Frank & Marilyn by Edward Z. Epstein

Frank & Marilyn by Edward Z. Epstein

Author:Edward Z. Epstein [Epstein, Edward Z.]
Language: eng
Format: epub
ISBN: 9781637585870
Publisher: Post Hill Press
Published: 2022-10-16T15:01:14+00:00


There was only moderate interest in Hollywood when thirty-three-year-old Patricia Helen “Pat” Kennedy Lawford and her thirty-four-year-old husband, actor Peter Lawford, celebrated their fourth wedding anniversary. The couple were hardly dominant figures on the Beverly Hills social scene—yet—but they would soon figure prominently, and very importantly, in both Frank and Marilyn’s lives.

Pat was the sixth of Rose and Joe Kennedy’s children; she was seven years younger than her brother Jack and one year older than their brother Bobby.

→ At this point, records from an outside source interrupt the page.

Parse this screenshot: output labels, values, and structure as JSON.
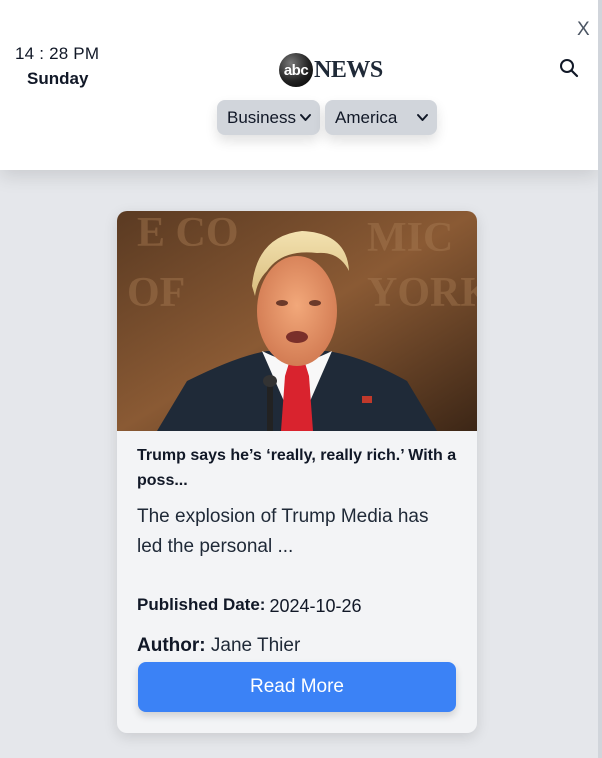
{
  "header": {
    "time": "14 : 28 PM",
    "day": "Sunday",
    "logo_abc": "abc",
    "logo_news": "NEWS",
    "close_label": "X",
    "search_icon": "search-icon",
    "category_select": {
      "selected": "Business"
    },
    "country_select": {
      "selected": "America"
    }
  },
  "article": {
    "image_alt": "Trump speaking at a podium in front of an Economic Club of New York backdrop",
    "title": "Trump says he’s ‘really, really rich.’ With a poss...",
    "description": "The explosion of Trump Media has led the personal ...",
    "published_label": "Published Date:",
    "published_value": "2024-10-26",
    "author_label": "Author:",
    "author_value": "Jane Thier",
    "read_more_label": "Read More"
  },
  "colors": {
    "page_background": "#e5e7eb",
    "header_background": "#ffffff",
    "select_background": "#d1d5db",
    "card_background": "#f3f4f6",
    "button_background": "#3b82f6",
    "button_text": "#ffffff"
  }
}
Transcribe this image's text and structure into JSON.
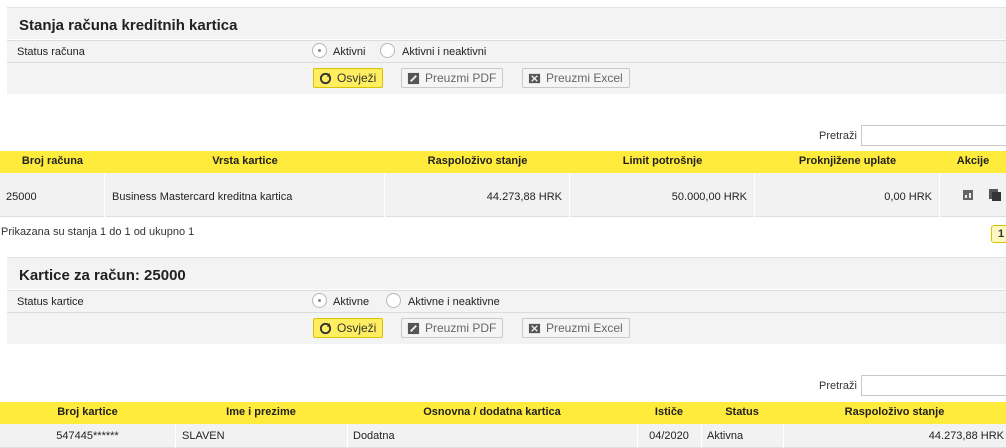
{
  "accounts_panel": {
    "title": "Stanja računa kreditnih kartica",
    "status_label": "Status računa",
    "radio_active": "Aktivni",
    "radio_all": "Aktivni i neaktivni",
    "refresh": "Osvježi",
    "pdf": "Preuzmi PDF",
    "excel": "Preuzmi Excel",
    "search_label": "Pretraži",
    "columns": [
      "Broj računa",
      "Vrsta kartice",
      "Raspoloživo stanje",
      "Limit potrošnje",
      "Proknjižene uplate",
      "Akcije"
    ],
    "rows": [
      {
        "account": "25000",
        "card_type": "Business Mastercard kreditna kartica",
        "available": "44.273,88 HRK",
        "limit": "50.000,00 HRK",
        "payments": "0,00 HRK"
      }
    ],
    "info": "Prikazana su stanja 1 do 1 od ukupno 1",
    "page": "1"
  },
  "cards_panel": {
    "title": "Kartice za račun: 25000",
    "status_label": "Status kartice",
    "radio_active": "Aktivne",
    "radio_all": "Aktivne i neaktivne",
    "refresh": "Osvježi",
    "pdf": "Preuzmi PDF",
    "excel": "Preuzmi Excel",
    "search_label": "Pretraži",
    "columns": [
      "Broj kartice",
      "Ime i prezime",
      "Osnovna / dodatna kartica",
      "Ističe",
      "Status",
      "Raspoloživo stanje"
    ],
    "rows": [
      {
        "card_number": "547445******",
        "name": "SLAVEN",
        "type": "Dodatna",
        "expires": "04/2020",
        "status": "Aktivna",
        "available": "44.273,88 HRK"
      }
    ]
  },
  "colors": {
    "accent": "#ffeb3b",
    "panel": "#f3f3f3"
  }
}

She wanted to become a film producer.

Peter Lawford had known Frank from their days as MGM contract players. They shared common interests: they loved women, alcohol, and pranks. Lawford’s love affairs, like Frank’s, ran the gamut. He’d dated Marilyn—there were no sparks—and then, at his peril, Ava, pre- and post-Frank. When Ava and Lawford were seen and photographed out on the town together, Frank, furious, telephoned him and threatened to have his legs broken. Peter got the message; there were no further sightings of Lawford and Ava together.

Peter’s social credentials were impressive. His father had been a knighted soldier, and his uncle had been the first Wimbledon tennis champion. Lawford liked to flaunt his pedigree, a habit that irritated Frank. Marilyn couldn’t have cared less.

But Frank knew that Peter harbored a “secret”: an injury suffered as a teenager that had permanently affected the use of his right lower arm and hand. He concealed the condition masterfully, quite an accomplishment for a professional film actor, since the cold eye of the camera captures every movement and flaw.

Any simmering resentment Frank felt toward Peter, over his having had dates with Ava, disappeared as the Lawfords’ value on the Beverly Hills social circuit escalated dramatically. Eventually, Sinatra and Lawford even went into business together, partnering in a successful restaurant, Puccini, located across the street from the William Morris Agency. It became a hot industry hangout.

Jack Kennedy was well on his way to becoming Hot Topic Number One in Hollywood’s inner sanctums. Since everyone in town had so-called “skeletons” in their closets, the Kennedys were in friendly territory; the family possessed skeletons galore. With Frank, it was his “alleged” Mafia connections. With Marilyn, there were the nude photographs—but were they merely the tip of the iceberg? Even Audrey Hepburn had a skeleton—she’d had to conceal the fact that her father had been a Nazi sympathizer.

Even before he’d been elected a senator, and before he married Jacqueline, Jack had been a regular at Joe Schenck’s Sunday get-togethers. His star-crossed love affair with gorgeous actress Gene Tierney was widely known. “I can’t marry you, Gene,” Kennedy finally told her when she felt that was the next step in their relationship. His excuse: as a Roman Catholic, he could not marry a divorced woman. She was devastated. There were many other affairs. (Fortunately, Ava Gardner wasn’t one of them.)

There was the matter of his bestselling book, Profiles in Courage. Kennedy speechwriter Ted Sorensen revealed, years later, that he had actually written most of the book, which took shape in 1954 and ’55, when Kennedy was bedridden, recovering from back surgery.